Submitted to: Journal of Biological Chemistry
Publication Type: Peer reviewed journal
Publication Acceptance Date: 3/14/2005
Publication Date: 4/1/2005
Citation: Linke, T.N., Dawson, H.D., Harrison, E.H. 2005. Microsomal acid retinyl ester hydrolase isolation, characterization, substrate and tissue specificity. Journal of Biological Chemistry. 280:23287-23294. Interpretive Summary: We are studying the liver enzymes that hydrolyze retinyl esters, the form in which newly absorbed dietary vitamin A is delivered to the liver. These enzymes (retinyl ester hydrolases or REHs) are important in both the uptake of dietary vitamin A by the liver and in the mobilization of stored vitamin A from the liver when dietary input is inadequate to meet the body's need for this essential nutrient. Although a number of liver enzymes can catalyze the hydrolysis of vitamin A esters, the identity and the physiological role of these enzymes is unclear. The aim of our research is to expand our knowledge in this important area of vitamin A biology. In the study reported here, we have isolated and characterized an acid retinyl ester hydrolase that is likely to involved in the initial uptake and storage of dietary vitamin A in liver. We have identified this protein as rat liver carboxylesterase ES-10. We have also demonstrated in this report that this protein is highly expressed in liver on both the gene and protein level. This work will enhance our understanding of vitamin A metabolism in humans and will benefit other research scientist and human nutritionists interested in vitamin A research.

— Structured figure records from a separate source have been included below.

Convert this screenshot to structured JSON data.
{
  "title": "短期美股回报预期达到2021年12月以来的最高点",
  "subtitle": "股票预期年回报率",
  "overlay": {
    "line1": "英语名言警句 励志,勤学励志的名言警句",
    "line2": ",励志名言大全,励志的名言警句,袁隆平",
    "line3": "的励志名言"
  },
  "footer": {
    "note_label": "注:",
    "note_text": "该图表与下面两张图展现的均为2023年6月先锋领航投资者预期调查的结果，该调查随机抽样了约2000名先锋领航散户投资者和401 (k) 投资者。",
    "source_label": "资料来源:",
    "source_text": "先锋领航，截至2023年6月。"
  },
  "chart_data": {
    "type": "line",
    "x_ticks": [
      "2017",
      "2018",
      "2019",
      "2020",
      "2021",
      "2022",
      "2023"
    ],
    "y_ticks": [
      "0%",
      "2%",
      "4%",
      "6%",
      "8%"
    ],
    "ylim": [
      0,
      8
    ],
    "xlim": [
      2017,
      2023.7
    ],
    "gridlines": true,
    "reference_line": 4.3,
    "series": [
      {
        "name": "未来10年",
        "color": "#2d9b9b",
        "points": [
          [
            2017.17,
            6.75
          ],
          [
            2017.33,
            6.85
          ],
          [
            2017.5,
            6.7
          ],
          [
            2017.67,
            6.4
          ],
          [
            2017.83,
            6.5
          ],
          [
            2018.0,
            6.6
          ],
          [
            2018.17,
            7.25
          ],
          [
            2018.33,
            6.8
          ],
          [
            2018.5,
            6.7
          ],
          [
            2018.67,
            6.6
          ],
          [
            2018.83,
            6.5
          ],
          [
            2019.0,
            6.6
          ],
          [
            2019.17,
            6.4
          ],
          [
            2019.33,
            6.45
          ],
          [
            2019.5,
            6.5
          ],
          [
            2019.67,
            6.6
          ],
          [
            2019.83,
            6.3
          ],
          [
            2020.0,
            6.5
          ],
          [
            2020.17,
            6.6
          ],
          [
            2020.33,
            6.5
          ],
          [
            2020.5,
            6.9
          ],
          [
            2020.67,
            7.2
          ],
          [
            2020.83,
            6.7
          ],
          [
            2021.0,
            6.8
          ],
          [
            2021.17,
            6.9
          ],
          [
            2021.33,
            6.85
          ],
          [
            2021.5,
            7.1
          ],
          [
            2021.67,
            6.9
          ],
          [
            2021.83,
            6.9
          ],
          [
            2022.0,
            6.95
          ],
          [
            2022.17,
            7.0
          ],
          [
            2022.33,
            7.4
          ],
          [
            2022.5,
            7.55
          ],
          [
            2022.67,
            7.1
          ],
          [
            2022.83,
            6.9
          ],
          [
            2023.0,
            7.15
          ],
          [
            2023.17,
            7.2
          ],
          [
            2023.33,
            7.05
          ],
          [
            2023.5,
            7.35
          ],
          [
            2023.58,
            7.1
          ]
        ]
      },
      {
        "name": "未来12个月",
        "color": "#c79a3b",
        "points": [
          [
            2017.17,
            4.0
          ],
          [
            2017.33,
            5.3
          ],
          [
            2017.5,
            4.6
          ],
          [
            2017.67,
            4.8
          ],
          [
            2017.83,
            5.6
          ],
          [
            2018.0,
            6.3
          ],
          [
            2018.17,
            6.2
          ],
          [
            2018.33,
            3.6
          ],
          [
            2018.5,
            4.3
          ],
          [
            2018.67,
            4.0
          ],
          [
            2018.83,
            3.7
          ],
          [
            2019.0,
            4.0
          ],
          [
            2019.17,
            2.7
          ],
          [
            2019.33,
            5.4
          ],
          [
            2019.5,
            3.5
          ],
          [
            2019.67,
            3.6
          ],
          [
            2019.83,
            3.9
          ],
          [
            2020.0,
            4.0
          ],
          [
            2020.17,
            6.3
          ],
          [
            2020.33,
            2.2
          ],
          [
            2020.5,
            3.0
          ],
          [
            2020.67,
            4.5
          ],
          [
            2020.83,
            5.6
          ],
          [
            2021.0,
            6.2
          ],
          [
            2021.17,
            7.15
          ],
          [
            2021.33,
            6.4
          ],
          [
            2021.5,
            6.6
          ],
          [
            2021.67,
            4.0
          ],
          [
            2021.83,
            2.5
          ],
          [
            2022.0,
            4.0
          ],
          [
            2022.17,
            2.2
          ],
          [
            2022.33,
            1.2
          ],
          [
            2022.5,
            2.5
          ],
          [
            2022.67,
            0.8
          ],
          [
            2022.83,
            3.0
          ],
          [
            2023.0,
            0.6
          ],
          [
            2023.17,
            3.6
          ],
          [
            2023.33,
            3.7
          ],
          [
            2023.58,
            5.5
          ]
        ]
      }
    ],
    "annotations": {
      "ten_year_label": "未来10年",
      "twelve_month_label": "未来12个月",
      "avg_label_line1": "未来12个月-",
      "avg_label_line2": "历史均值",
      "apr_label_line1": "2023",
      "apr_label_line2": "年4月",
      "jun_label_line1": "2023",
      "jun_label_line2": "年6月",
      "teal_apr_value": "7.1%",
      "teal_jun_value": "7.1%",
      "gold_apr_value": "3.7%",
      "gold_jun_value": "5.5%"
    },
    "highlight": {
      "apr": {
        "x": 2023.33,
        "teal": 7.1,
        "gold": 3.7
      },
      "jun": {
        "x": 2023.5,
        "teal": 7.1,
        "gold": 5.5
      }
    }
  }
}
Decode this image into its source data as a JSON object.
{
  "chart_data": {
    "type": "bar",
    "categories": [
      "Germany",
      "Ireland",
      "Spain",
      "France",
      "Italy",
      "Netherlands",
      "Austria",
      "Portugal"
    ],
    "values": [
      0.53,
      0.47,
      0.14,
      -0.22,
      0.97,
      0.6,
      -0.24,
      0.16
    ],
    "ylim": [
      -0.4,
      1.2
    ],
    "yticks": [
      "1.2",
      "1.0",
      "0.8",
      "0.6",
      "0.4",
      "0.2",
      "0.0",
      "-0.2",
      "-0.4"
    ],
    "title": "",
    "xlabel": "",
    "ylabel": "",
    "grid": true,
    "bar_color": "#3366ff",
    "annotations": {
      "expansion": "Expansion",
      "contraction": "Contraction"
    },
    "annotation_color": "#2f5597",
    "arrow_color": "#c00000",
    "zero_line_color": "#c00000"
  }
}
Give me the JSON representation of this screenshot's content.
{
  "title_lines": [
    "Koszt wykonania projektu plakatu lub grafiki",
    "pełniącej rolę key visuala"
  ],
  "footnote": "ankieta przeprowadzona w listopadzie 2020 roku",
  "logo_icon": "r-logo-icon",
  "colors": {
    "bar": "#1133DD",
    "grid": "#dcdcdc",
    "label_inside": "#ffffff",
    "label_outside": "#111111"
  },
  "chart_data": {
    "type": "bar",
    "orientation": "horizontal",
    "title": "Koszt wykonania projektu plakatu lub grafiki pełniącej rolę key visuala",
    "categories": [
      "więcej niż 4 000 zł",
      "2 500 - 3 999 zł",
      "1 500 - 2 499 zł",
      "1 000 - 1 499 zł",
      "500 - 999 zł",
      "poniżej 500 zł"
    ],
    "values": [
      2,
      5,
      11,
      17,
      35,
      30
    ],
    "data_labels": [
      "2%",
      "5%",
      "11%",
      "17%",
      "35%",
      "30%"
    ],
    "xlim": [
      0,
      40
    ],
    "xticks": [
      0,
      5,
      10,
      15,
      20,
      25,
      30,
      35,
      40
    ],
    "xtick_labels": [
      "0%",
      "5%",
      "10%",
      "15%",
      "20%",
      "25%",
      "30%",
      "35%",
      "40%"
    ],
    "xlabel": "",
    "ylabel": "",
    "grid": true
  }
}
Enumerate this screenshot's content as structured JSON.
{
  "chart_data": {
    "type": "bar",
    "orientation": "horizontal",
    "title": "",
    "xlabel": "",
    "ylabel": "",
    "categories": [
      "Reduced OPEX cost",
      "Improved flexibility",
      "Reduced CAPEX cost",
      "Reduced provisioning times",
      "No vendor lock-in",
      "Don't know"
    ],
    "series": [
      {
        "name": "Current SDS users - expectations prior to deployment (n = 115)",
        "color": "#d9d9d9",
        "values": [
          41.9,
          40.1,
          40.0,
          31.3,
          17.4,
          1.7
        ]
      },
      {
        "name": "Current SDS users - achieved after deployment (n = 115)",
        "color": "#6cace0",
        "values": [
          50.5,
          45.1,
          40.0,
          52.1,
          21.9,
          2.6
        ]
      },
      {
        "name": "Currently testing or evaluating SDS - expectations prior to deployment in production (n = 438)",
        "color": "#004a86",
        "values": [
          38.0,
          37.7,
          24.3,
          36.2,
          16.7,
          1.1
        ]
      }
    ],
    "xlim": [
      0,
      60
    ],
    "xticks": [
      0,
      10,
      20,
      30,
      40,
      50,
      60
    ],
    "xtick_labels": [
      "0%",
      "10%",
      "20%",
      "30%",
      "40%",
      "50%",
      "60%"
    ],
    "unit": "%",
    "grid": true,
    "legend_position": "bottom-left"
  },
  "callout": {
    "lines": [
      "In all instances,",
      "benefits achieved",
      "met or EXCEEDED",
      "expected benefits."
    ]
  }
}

Technical Abstract: Previous work in this laboratory demonstrated the presence of both acid and neutral, bile salt-independent retinyl ester hydrolase activities in rat liver homogenates. Here we present the purification, identification and characterization of an acid retinyl ester hydrolase activity from solubilized rat liver microsomes. Purification to apparent homogeneity was achieved by sequential chromatography using SP-Sepharose cation exchange, Phenyl-Sepharose hydrophobic interaction, Concanavalin A-Sepharose affinity and Superose 12 gel filtration chromatography. The isolated protein had a monomer molecular weight of approximately 62 kDa, as measured by mass spectrometry. Analytical gel filtration chromatography of the purified protein revealed a native molecular weight of approximately 172 kDa, indicating that the protein exists as a homotrimeric complex in solution. The purified protein was identified as carboxylesterase ES-10 (EC 220.127.116.11) by N-terminal Edman sequencing and extensive LC-MS/MS sequence analysis and cross reaction with an anti ES-10 antibody. Glycosylation analysis revealed that only one of two potential N-linked glycosylation sites is occupied by a high mannose-type carbohydrate structure. Using retinyl palmitate in a micellar assay system the enzyme was active over a broad pH range and displayed Michaelis-Menten kinetics with a Km of 86 'M. Substrate specificity studies showed that ES-10 is highly active toward retinyl palmitate, and is also able to catalyze hydrolysis of triolein to a minor degree. Cholesteryl oleate was not a substrate for ES-10 under these assay conditions. Real time RT-PCR and Western blot analysis revealed that ES-10 is highly expressed in liver and lung. Lower levels of ES-10 mRNA were also found in kidney, testis and heart. A comparison of mRNA expression levels in liver demonstrated that ES-10, ES-4 and ES-3 were expressed at a significantly higher level than ES-2, an enzyme previously thought to play a major role in retinyl ester metabolism in liver. Taken together these data indicate that carboxylesterase ES-10 plays a major role in the hydrolysis of newly-endocytosed, chylomicron retinyl esters in both neutral and acidic membrane compartments of liver cells, and may play a role in retinyl ester hydrolysis in other tissues as well.